Dr. Steven Rosen, the director of the Feinberg School of Medicine’s Robert H. Lurie Comprehensive Cancer Center, will leave Northwestern early next year to become the provost and chief scientific officer of Duarte, Calif.-based City of Hope.
“I feel privileged to join such a prestigious institution with so many accomplished and talented scientists, clinicians and administrative leaders,” Rosen said in a news release. “City of Hope is one of the great treasures in American medicine, with some of the most important discoveries of the last decades coming from its investigators — both in terms of scientific observations as well as clinical advances.”
Rosen helped bring the cancer center to national prominence in his 24 years there, including his treatment of Maggie Daley, the wife of former Chicago Mayor Richard M. Daley. Maggie Daley died in 2011 after a nine-year fight with breast cancer.
He was also named in a lawsuit alleging a former Lurie center physician misused federal grant money.
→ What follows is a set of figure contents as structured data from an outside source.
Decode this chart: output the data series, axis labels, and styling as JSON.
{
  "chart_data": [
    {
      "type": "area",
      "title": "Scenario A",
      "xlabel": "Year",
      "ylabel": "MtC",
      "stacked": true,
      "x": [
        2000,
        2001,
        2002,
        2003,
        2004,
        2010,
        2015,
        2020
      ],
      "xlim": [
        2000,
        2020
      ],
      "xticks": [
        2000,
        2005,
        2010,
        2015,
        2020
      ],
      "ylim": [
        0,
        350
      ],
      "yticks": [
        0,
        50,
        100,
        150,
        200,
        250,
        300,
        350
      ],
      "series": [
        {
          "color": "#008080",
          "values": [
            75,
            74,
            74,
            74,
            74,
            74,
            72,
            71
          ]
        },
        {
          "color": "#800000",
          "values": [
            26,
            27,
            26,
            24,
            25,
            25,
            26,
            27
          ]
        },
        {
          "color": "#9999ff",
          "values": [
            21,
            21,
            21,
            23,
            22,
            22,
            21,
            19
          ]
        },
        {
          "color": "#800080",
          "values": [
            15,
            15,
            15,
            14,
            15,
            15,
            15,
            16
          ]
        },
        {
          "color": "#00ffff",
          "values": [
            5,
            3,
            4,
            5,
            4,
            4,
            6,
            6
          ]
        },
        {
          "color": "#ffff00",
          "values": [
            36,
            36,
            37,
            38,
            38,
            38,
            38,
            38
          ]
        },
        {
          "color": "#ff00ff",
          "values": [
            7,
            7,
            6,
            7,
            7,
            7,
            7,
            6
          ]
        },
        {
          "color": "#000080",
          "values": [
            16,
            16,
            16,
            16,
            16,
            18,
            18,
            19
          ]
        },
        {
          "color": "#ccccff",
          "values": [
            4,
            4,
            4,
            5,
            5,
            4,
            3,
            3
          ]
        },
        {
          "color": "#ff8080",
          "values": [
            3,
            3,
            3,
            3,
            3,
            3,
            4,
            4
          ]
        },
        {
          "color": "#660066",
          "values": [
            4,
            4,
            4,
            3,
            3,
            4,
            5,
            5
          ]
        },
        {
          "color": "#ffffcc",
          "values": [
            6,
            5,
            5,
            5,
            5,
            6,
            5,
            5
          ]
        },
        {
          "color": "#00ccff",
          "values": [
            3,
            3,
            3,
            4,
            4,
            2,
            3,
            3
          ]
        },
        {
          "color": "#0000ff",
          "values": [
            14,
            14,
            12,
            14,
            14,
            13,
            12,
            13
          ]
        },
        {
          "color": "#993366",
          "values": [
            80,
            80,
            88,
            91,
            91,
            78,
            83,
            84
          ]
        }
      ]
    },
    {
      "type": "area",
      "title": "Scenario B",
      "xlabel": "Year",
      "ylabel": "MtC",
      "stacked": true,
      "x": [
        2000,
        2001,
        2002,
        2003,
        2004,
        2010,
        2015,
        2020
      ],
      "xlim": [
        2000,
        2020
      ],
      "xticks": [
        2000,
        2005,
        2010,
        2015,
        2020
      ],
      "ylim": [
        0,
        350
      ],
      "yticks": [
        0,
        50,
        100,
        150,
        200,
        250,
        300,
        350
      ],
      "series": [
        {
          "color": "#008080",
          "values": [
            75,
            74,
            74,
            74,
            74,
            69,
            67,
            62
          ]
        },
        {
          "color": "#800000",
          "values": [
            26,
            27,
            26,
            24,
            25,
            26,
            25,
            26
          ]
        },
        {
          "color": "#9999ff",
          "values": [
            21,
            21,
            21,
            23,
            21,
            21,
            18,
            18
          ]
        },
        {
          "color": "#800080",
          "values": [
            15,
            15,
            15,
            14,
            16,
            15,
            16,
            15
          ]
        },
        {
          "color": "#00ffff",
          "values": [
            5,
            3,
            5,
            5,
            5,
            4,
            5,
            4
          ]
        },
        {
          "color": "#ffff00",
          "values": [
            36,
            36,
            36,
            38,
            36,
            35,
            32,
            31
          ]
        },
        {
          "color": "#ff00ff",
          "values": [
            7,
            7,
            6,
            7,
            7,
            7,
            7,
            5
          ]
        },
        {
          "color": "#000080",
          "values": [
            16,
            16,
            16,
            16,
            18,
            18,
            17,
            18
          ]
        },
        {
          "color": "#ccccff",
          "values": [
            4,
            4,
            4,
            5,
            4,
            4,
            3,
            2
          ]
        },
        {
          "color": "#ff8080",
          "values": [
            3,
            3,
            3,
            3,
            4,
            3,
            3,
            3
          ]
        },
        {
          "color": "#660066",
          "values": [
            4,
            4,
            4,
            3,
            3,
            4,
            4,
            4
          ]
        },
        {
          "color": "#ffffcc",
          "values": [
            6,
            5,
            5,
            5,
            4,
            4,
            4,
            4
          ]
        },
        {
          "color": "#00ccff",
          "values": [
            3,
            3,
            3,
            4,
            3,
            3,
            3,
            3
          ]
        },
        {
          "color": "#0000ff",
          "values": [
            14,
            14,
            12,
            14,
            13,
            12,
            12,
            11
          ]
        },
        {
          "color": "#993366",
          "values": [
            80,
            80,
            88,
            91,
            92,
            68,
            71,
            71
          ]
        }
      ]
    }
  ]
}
NU settled the lawsuit — which was unsealed this summer — and paid $2.93 million without admitting wrongdoing.
“City of Hope has established our reputation as an academic medical institution, known for leading-edge research, superior outcomes and compassionate, patient-focused care,” City of Hope president Robert Stone said in a news release. “Dr. Rosen’s experience and vision will create the environment necessary to accelerate the pace of meaningful discoveries that extend both quality and length of life.”
Rosen will leave NU on Jan. 31 and begin at City of Hope on March 1.
“This is a unique opportunity to work with leaders as accomplished as Robert Stone, as well as the remarkable medical and nursing staff and incredibly talented scientists,” he said in the news release.